More on-stage action for group members

Water’s Not So Thick at the Rondo Theatre in Bath — reported in the previous edition of this newsletter — two more group members’ work has seen/is seeing the stage this month.

Ad Hoc Theatre Company produced Steve Lambert’s comedy Sleep With Me — first staged by Max Theatre at Bristol’s Trinity Centre in 2009 — in a triple bill with Lady Bracknell’s Confinement by Paul Doust and Her Big Chance by Alan Bennett at The Playhouse, Cheltenham, last Thursday to Saturday, 16 to 18 June.

Last week also saw the opening of Carole Boyer’s Rorschach in Russia at the Pentameters Theatre in Hampstead. Exploring events that drove Swiss psychiatrist Hermann Rorschach — creator of the inkblot test — out of Russia in 1914, Carole’s play continues at 8pm on Tuesday to Saturday with an earlier show at 5pm on Sunday until 3 July.

 

SWNWN relaunches at Arnolfini

Theatre Bristol is supporting the relaunch of the South West New Writing Network (SWNWN) with an Open Space event at Arnolfini in Bristol on 27 June.

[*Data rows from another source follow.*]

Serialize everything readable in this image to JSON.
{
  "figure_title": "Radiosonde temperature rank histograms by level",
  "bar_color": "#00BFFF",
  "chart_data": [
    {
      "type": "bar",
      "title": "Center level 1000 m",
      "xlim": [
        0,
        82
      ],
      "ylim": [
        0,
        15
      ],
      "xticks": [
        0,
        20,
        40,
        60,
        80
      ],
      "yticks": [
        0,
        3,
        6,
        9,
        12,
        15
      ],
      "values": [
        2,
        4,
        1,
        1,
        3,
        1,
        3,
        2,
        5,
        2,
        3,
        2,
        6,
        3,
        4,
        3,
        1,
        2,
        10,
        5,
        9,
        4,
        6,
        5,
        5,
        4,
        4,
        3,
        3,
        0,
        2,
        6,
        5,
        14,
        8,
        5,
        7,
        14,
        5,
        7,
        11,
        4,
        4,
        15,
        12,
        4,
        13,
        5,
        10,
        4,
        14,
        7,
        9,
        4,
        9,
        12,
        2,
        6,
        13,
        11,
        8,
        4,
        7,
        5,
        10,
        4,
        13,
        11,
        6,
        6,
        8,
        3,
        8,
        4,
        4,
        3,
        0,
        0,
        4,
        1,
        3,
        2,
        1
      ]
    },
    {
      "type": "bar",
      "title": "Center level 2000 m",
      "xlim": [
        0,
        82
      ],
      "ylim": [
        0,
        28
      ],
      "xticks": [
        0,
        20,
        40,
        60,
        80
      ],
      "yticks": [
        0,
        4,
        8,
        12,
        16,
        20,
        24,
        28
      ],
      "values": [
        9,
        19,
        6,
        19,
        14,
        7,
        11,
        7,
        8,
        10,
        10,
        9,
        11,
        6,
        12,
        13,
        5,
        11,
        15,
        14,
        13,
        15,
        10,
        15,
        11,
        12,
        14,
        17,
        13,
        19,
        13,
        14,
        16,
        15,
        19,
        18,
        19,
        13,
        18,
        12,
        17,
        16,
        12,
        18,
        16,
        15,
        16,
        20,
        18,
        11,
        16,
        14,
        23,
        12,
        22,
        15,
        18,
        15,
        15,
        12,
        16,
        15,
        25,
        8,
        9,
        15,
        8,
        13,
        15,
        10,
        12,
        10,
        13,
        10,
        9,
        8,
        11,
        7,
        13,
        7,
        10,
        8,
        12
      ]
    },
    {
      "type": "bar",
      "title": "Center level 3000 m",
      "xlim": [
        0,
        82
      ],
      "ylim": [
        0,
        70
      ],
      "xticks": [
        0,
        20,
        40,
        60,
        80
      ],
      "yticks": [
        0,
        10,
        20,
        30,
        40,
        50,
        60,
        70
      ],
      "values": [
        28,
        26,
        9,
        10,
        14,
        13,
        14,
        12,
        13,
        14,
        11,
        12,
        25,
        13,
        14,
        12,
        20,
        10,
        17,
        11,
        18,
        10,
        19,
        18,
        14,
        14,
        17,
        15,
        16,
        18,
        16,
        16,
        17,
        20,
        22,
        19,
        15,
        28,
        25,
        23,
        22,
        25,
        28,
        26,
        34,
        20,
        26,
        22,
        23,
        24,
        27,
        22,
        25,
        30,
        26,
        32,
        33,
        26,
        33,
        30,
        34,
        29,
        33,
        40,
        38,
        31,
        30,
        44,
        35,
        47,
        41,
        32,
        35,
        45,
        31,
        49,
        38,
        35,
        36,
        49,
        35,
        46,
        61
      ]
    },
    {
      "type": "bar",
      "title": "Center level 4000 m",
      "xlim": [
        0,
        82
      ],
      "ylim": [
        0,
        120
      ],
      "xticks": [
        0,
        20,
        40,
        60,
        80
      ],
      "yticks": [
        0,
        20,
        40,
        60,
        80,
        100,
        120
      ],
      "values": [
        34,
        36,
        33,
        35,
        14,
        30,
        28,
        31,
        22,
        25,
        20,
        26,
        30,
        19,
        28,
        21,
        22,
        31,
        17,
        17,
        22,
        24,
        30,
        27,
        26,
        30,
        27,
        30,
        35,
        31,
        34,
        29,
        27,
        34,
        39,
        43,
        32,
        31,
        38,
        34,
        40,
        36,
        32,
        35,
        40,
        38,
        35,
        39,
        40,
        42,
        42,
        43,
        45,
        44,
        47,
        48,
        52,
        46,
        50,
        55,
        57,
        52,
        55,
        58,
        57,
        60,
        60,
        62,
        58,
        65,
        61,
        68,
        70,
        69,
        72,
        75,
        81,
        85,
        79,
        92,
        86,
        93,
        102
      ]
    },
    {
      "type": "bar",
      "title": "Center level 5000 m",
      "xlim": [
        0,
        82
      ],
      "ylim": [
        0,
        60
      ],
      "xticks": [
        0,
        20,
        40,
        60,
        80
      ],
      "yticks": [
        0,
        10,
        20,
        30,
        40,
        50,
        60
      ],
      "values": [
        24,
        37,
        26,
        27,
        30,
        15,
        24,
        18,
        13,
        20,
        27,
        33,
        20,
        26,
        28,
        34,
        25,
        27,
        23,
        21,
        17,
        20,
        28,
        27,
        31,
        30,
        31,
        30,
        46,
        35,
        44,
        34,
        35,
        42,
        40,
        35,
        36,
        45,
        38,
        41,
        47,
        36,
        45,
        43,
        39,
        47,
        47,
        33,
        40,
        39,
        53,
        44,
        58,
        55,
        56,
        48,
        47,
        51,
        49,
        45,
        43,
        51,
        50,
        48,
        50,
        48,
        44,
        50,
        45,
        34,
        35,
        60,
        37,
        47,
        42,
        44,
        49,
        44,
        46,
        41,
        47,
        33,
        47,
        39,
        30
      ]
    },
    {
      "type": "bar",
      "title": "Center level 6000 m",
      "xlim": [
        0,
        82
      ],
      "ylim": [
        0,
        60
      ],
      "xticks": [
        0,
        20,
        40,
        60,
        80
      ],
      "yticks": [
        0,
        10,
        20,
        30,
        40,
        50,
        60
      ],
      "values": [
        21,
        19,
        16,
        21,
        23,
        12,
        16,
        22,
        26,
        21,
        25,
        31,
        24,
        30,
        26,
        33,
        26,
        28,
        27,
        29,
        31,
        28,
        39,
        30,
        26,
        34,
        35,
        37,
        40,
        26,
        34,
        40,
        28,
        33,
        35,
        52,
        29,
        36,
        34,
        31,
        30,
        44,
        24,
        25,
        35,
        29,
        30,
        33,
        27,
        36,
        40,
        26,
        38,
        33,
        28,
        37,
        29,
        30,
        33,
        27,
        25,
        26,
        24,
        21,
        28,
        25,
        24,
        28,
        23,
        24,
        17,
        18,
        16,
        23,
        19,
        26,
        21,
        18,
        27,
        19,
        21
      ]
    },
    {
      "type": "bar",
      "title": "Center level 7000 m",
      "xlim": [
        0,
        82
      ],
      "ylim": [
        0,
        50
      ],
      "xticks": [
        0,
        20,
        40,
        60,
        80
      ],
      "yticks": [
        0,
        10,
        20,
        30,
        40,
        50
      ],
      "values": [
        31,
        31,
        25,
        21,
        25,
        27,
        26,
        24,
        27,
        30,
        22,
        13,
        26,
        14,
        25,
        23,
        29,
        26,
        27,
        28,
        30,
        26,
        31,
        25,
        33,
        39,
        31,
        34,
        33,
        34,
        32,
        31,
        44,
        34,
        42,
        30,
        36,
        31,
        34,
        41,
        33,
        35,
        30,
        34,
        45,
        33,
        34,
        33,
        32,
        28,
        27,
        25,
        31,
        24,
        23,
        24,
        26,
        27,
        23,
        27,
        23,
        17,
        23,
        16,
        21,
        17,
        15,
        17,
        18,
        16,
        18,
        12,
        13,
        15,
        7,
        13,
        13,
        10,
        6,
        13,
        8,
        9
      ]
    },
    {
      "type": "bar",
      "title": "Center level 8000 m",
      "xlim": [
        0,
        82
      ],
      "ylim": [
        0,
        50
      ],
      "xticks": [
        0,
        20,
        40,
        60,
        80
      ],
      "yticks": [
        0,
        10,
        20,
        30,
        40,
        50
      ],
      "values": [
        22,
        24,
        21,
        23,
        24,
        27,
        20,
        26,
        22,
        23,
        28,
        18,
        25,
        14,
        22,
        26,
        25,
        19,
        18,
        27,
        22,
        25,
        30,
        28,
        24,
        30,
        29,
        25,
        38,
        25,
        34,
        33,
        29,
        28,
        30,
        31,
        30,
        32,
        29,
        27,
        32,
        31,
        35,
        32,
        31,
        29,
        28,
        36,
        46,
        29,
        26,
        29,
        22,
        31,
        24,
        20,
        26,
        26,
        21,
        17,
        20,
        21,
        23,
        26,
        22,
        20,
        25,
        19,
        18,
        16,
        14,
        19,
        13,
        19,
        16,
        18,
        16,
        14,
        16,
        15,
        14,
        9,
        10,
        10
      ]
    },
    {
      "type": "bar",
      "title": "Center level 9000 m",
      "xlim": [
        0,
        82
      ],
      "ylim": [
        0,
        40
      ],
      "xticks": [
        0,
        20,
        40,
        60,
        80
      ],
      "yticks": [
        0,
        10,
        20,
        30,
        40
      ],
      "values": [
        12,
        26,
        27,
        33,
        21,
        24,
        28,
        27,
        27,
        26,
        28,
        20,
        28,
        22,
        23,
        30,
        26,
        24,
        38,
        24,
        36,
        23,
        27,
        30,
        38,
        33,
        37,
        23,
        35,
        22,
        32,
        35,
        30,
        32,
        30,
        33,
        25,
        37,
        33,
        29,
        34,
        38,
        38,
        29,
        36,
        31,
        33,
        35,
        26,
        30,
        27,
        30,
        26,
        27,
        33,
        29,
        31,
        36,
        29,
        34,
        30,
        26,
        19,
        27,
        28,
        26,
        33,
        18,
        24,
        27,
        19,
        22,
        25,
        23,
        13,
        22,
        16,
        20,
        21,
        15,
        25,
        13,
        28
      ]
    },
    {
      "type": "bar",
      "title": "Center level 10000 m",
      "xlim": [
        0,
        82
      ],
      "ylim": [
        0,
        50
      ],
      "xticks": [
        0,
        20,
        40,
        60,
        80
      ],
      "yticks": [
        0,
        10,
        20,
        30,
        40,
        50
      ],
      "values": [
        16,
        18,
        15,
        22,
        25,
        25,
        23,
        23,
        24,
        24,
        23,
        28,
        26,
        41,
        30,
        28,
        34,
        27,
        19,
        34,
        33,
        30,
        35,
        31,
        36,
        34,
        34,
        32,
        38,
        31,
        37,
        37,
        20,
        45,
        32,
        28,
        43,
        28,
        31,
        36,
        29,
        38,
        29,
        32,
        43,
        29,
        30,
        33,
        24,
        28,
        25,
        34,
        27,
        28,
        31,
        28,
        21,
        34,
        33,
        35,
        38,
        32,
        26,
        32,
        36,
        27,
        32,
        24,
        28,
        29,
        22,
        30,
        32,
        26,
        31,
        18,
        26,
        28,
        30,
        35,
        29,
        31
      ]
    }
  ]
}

Founded by Writernet in 2004 to connect everyone with an interest in new writing for the theatre in the South West, the SWNWN’s steering group plans to reinvigorate the Network under the proposed administration of local playwright and dramaturg, David Lane, in office space provided by Theatre Bristol — dependent on ‘a substantial funding application to the Arts Council to help support the network and its continued coordination.’

The Open Space event will inform the Network’s regeneration plan by asking those attending, ‘How can the region’s network for new writing best serve its members and the South West in the next three years?’

Open Space is a discussion strategy wherein participants respond to the umbrella question by suggesting topics for discussion. Those interested in the various topics talk about them in groups (with the option to move freely between groups) and the points raised are recorded in writing for future reflection with the outcomes available to everyone.